Mettre le conflit israélo-arabe de côté. L'administration Obama et les dirigeants européens ont beau être obsédés par les Palestiniens, qu'ils voient comme la clé des problèmes de la région, les acteurs de la région, eux, ont des priorités bien plus urgentes. Israël n'est pas une source de préoccupation pour eux. Au contraire, l'État juif fait même office d'auxiliaire tacite du bloc dirigé par les Saoudiens. Ce revirement d'attitude des Arabes vis-à-vis d'Israël annonce-t-il un changement sur le long terme ? Il est probable que non. Quand la crise iranienne se sera estompée, il faut s'attendre à ce que l'attention soit de nouveau focalisée sur Israël et les Palestiniens, comme ce fut toujours le cas par le passé.

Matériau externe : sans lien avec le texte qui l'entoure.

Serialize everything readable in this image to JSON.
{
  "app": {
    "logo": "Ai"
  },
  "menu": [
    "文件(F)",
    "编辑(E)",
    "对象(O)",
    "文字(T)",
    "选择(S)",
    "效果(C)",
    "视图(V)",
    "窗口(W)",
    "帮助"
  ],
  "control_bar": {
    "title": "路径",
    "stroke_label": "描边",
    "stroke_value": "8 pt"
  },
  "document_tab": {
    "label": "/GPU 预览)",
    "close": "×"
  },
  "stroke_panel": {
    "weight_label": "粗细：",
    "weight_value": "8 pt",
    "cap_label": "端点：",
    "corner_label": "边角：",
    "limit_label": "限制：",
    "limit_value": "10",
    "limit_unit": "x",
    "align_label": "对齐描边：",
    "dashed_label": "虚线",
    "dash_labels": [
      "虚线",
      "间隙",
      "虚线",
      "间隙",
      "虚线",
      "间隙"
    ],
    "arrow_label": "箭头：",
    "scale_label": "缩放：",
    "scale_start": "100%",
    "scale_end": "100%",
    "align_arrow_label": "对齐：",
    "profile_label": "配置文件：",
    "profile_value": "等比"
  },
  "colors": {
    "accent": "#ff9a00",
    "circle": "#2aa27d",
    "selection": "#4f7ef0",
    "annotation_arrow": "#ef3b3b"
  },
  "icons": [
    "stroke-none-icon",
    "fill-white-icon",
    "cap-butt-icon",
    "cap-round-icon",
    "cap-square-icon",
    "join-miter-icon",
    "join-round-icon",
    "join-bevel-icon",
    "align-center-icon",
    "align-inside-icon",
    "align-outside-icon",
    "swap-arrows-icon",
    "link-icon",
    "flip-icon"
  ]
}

Pagaille dans la diplomatie américaine. Au Moyen-Orient, on a eu raison de rire quand, en 2009, Barack Obama et sa troupe de naïfs s'attendaient à ce qu'en quittant l'Irak, en souriant à Téhéran et en essayant de durcir le ton lors des négociations entre Israël et les pays arabes, ils arrangeraient les problèmes de la région, permettant la création d'un « pivot » pour l'Extrême-Orient. Au lieu de cela, les incompétents qui squattent les hauts postes du gouvernement américain sont incapables de garder à l'œil des évolutions rapides et défavorables pour bon nombre desquelles ils sont d'ailleurs responsables (anarchie en Libye, tensions avec les alliés traditionnels, esprit plus belliqueux de l'Iran).
Répercussions sur un accord avec l'Iran. Même s'il a cédé sur de nombreux points lors des négociations avec l'Iran et fait de nombreuses concessions au régime des mollahs (comme le fait de ne pas classer le pays et son allié, le Hezbollah, comme terroristes), le gouvernement américain a posé ses limites au Yémen en soutenant quelque peu la coalition opposée à l'Iran. Le Guide Suprême iranien, Ali Khamenei, va-t-il mettre fin au dialogue ? C'est hautement improbable étant donné que l'accord qui lui est proposé est bien trop généreux pour être refusé.
Les diplomates américains rencontrent à nouveau leurs homologues iraniens pour capituler une fois de plus sur un énième point litigieux. |
En somme, la diplomatie habile du roi Salman et sa promptitude à user de la force au Yémen constituent la réponse à une situation funeste où se mêlent l'anarchie du monde arabe, l'agressivité iranienne et la faiblesse d'Obama. Le but étant de redessiner la région pour un long moment.